EPA To Regulate Emissions From Power Plants
The new EPA regulations set a goal of a 30% reduction in carbon dioxide emissions by the year 2030. (Bigstockphoto.com)
US EPA Administrator Gina McCarthy has proposed new rules to reduce global warming emissions from existing power plants. Host Steve Curwood lays out the new rules that would cut emissions 30% by the year 2030, and some of the objections.
CURWOOD: From the Jennifer and Ted Stanley Studios in Boston and PRI, this is Living on Earth. I’m Steve Curwood. By the year 2030, the US will cut global warming gas emissions from existing power plants by 30 percent. That's the effect of the proposed Clean Power Plan that EPA Administrator Gina McCarthy announced on June 2. Taking action to combat climate change is imperative, she told the press.
MCCARTHY: For the sake of our families’ health and our kids’ future, we have a moral obligation to act on climate.
CURWOOD: It's not only a matter of morals, she explained, it's a matter of smart money to push back against the climate disruption we're already seeing.
MCCARTHY: 2012 was the second most expensive year in U.S. history for natural disasters. Even the largest sectors of our economy buckle under the pressures of a changing climate, and when they give way, so do businesses that support them, and local economics that depend on them.
CURWOOD: Under the proposed new rules, states will have incentives to choose clean power solutions and energy-saving technologies - and that will bring some benefits.
MCCARTHY: In 2030, the Clean Power Plan will deliver climate and health benefits of up to $90 billion dollars. And for soot and smog reductions alone, that means for every dollar we invest in the plan, families will see $7 dollars in direct health benefits. And if states are smart about taking advantage of efficiency opportunities, and I know they are, when the effects of this plan are in place in 2030, average electricity bills will be eight percent cheaper.
CURWOOD: But the coal industry, some lawmakers and business interests have a different calculation.

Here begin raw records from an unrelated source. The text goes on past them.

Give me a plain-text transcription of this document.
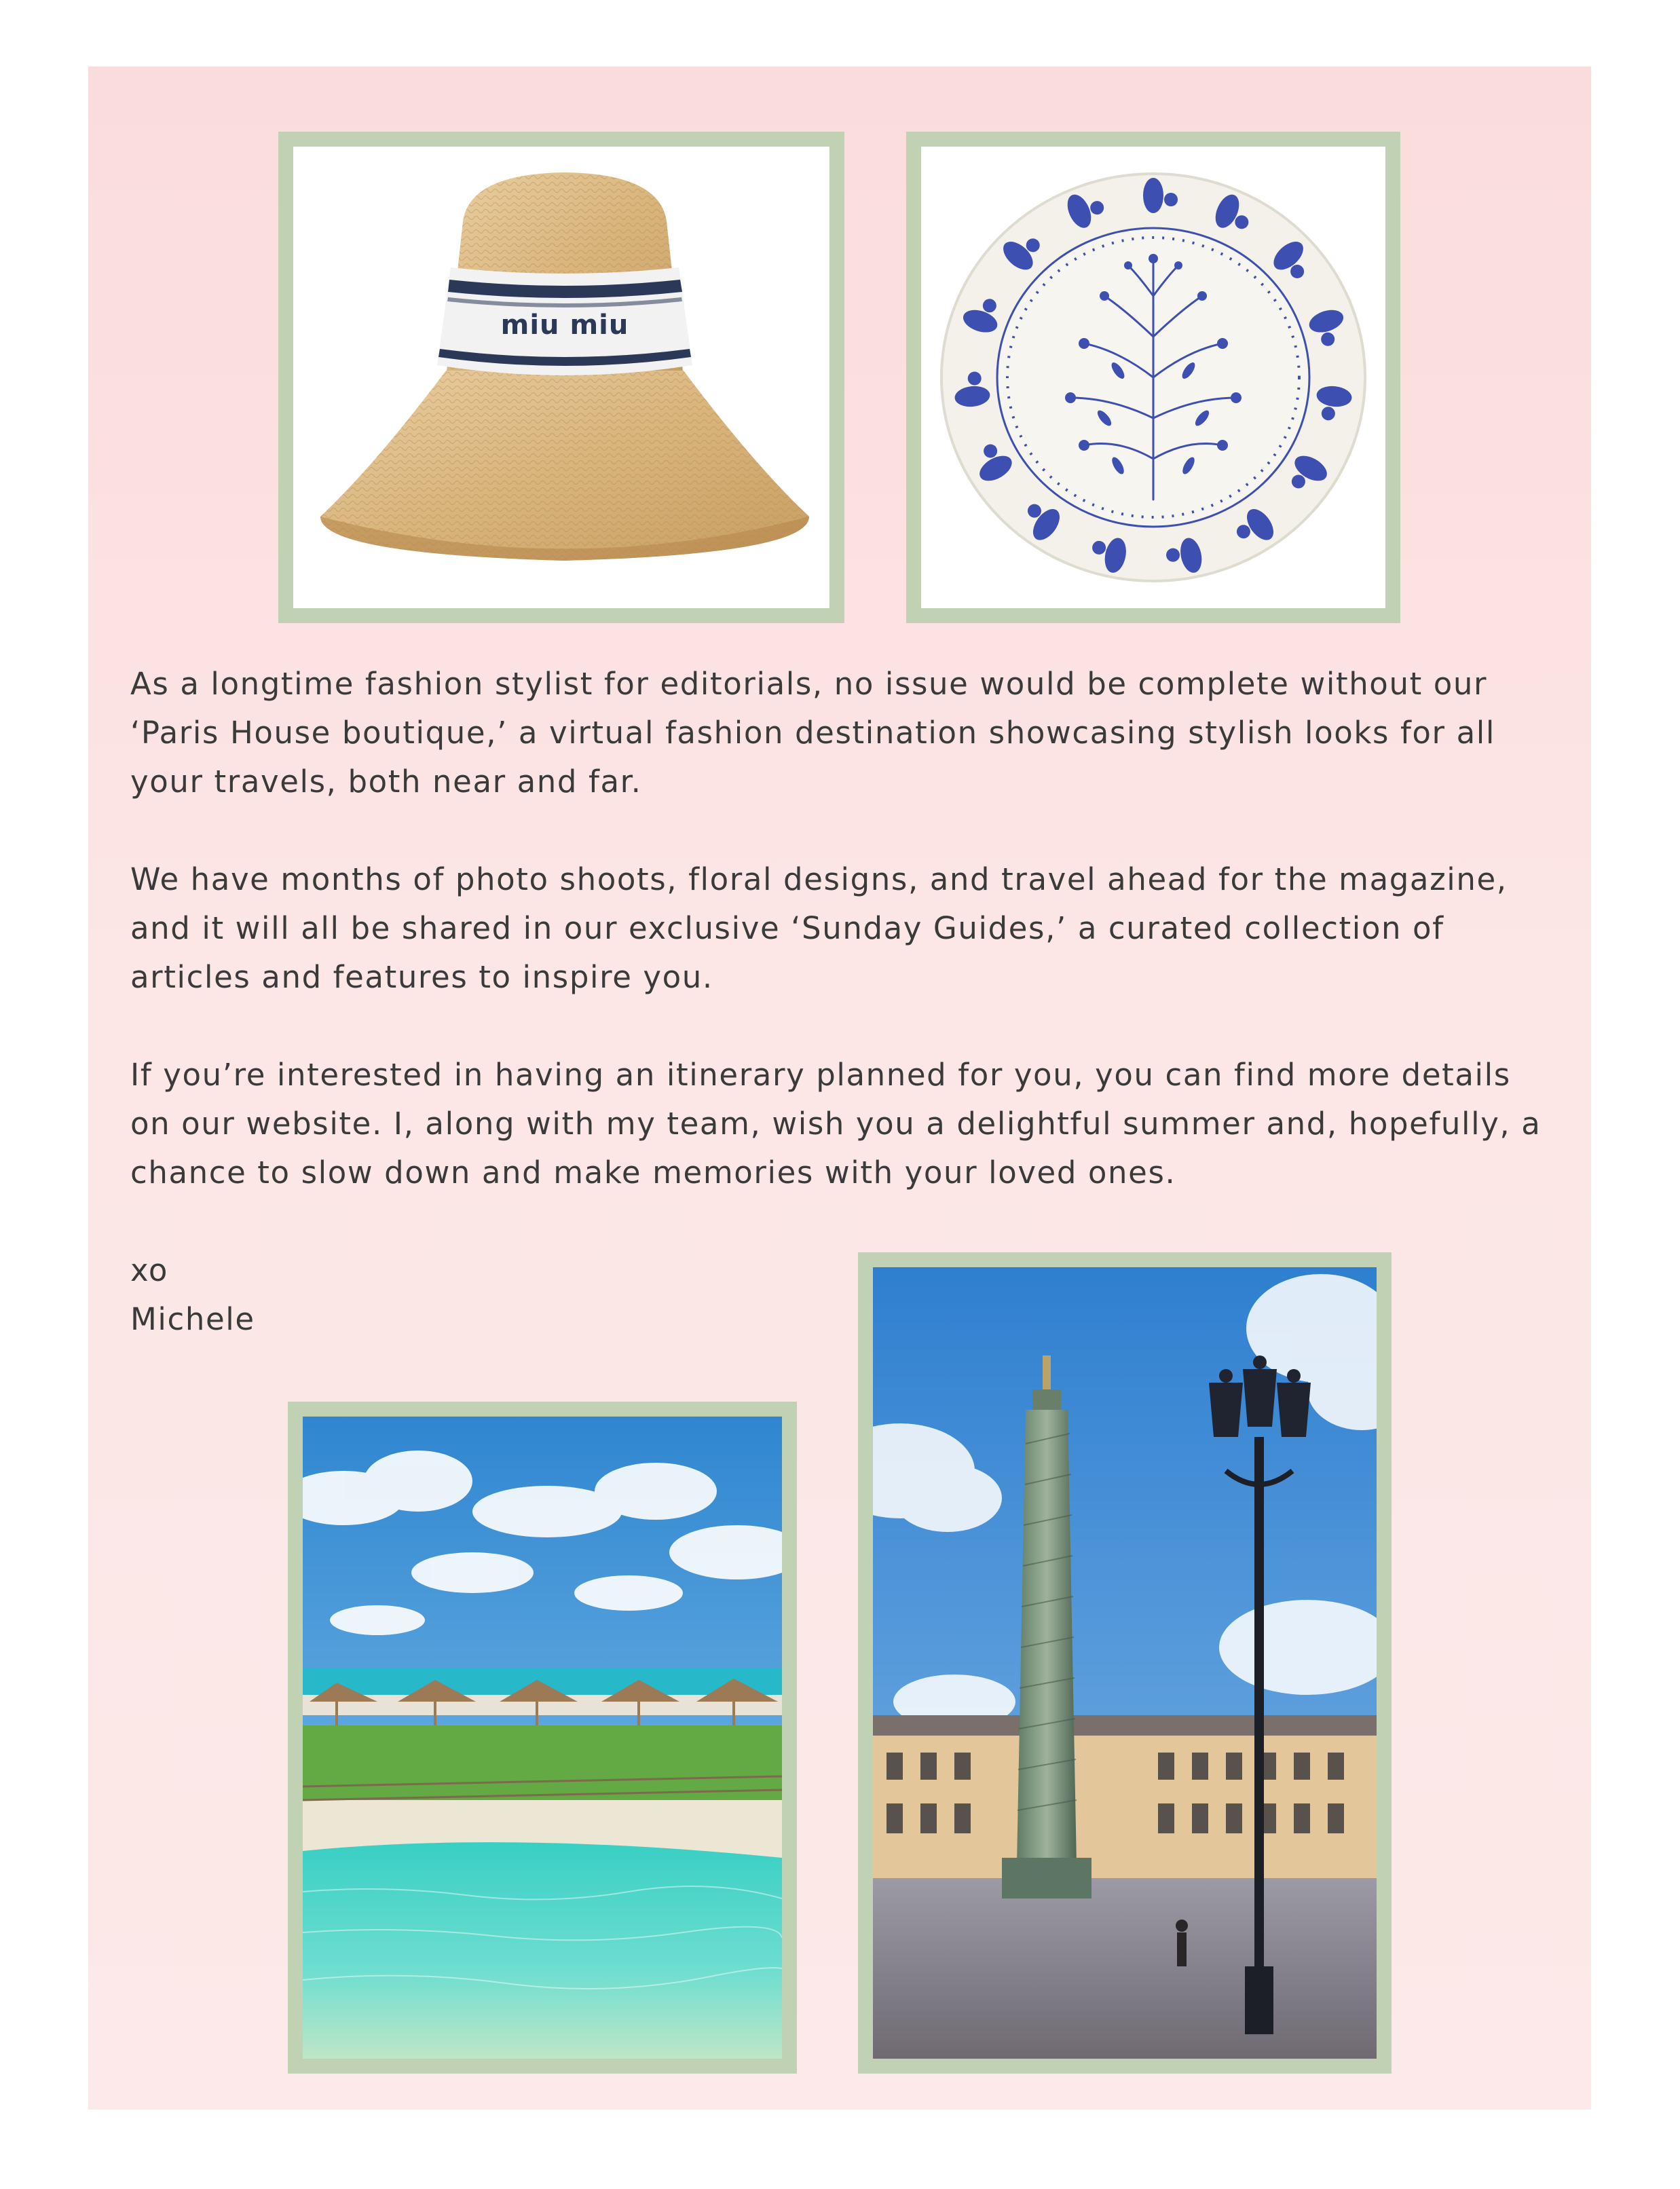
miu miu

As a longtime fashion stylist for editorials, no issue would be complete without our
‘Paris House boutique,’ a virtual fashion destination showcasing stylish looks for all
your travels, both near and far.

We have months of photo shoots, floral designs, and travel ahead for the magazine,
and it will all be shared in our exclusive ‘Sunday Guides,’ a curated collection of
articles and features to inspire you.

If you’re interested in having an itinerary planned for you, you can find more details
on our website. I, along with my team, wish you a delightful summer and, hopefully, a
chance to slow down and make memories with your loved ones.

xo
Michele
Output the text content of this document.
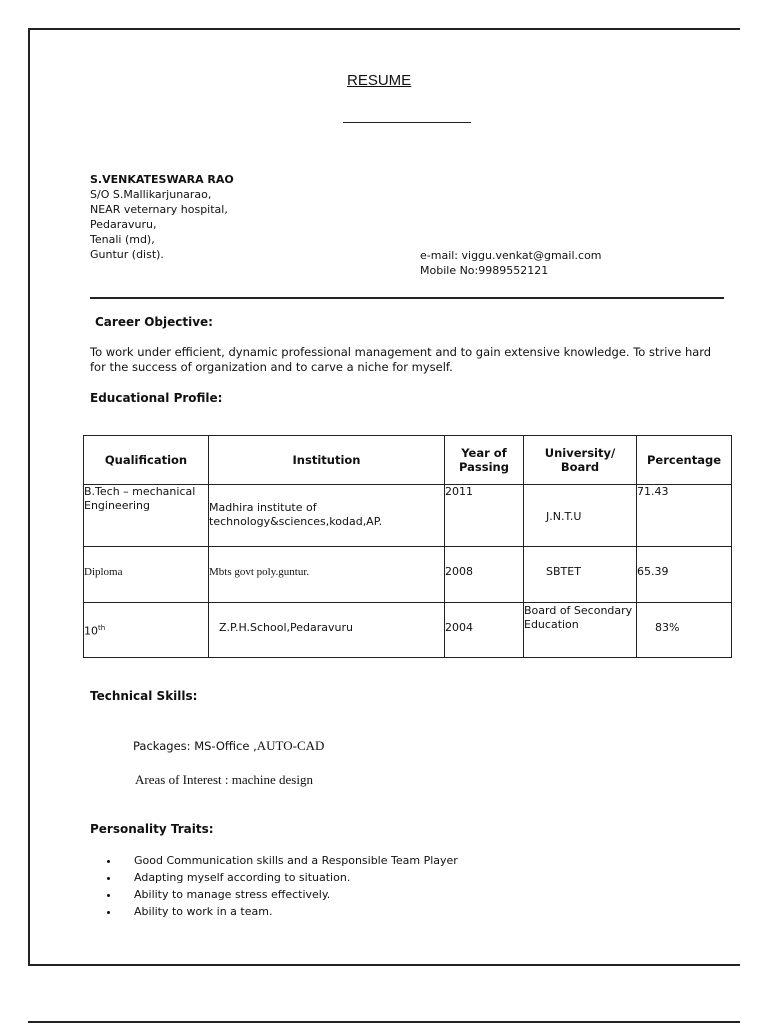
RESUME
S.VENKATESWARA RAO
S/O S.Mallikarjunarao,
NEAR veternary hospital,
Pedaravuru,
Tenali (md),
Guntur (dist).	e-mail: viggu.venkat@gmail.com
Mobile No:9989552121
Career Objective:
To work under efficient, dynamic professional management and to gain extensive knowledge. To strive hard for the success of organization and to carve a niche for myself.
Educational Profile:
Qualification	Institution	Year of Passing	University/ Board	Percentage
B.Tech – mechanical Engineering	Madhira institute of technology&sciences,kodad,AP.	2011	J.N.T.U	71.43
Diploma	Mbts govt poly.guntur.	2008	SBTET	65.39
10th	Z.P.H.School,Pedaravuru	2004	Board of Secondary Education	83%
Technical Skills:
Packages: MS-Office ,AUTO-CAD
Areas of Interest : machine design
Personality Traits:
• Good Communication skills and a Responsible Team Player
• Adapting myself according to situation.
• Ability to manage stress effectively.
• Ability to work in a team.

ZYCHER: There's a recent Chamber of Commerce study that says the costs will be above $50 billion a year and I'm prepared easily to believe that. It's hard to believe it would be much less.
CURWOOD: Benjamin Zycher is a scholar at the American Enterprise Institute, and he argues not only may these rules lead to electricity blackouts and destroy jobs, they're based on partisan politics.
ZYCHER: The effect will be to raise the cost of energy in states that are disproportionately dependent on coal-fired power. Those are basically red states in the south, southwest, and mountain areas. The real purpose of this is to increase the competitiveness of blue states in terms of their energy costs relative to red states. That's really the underlying politics of all this.
CURWOOD: And Zycher says the rules won’t even do much to help rein in global warming.
ZYCHER: The policy will have no effect at all on climate change regardless of what you believe about the underlying science. The proposed rule, even if it were implemented immediately, would reduce temperatures in the year 2100 by about 0.02 of a degree which is essentially not measurable.
CURWOOD: That's Benjamin Zycher of the American Enterprise Institute.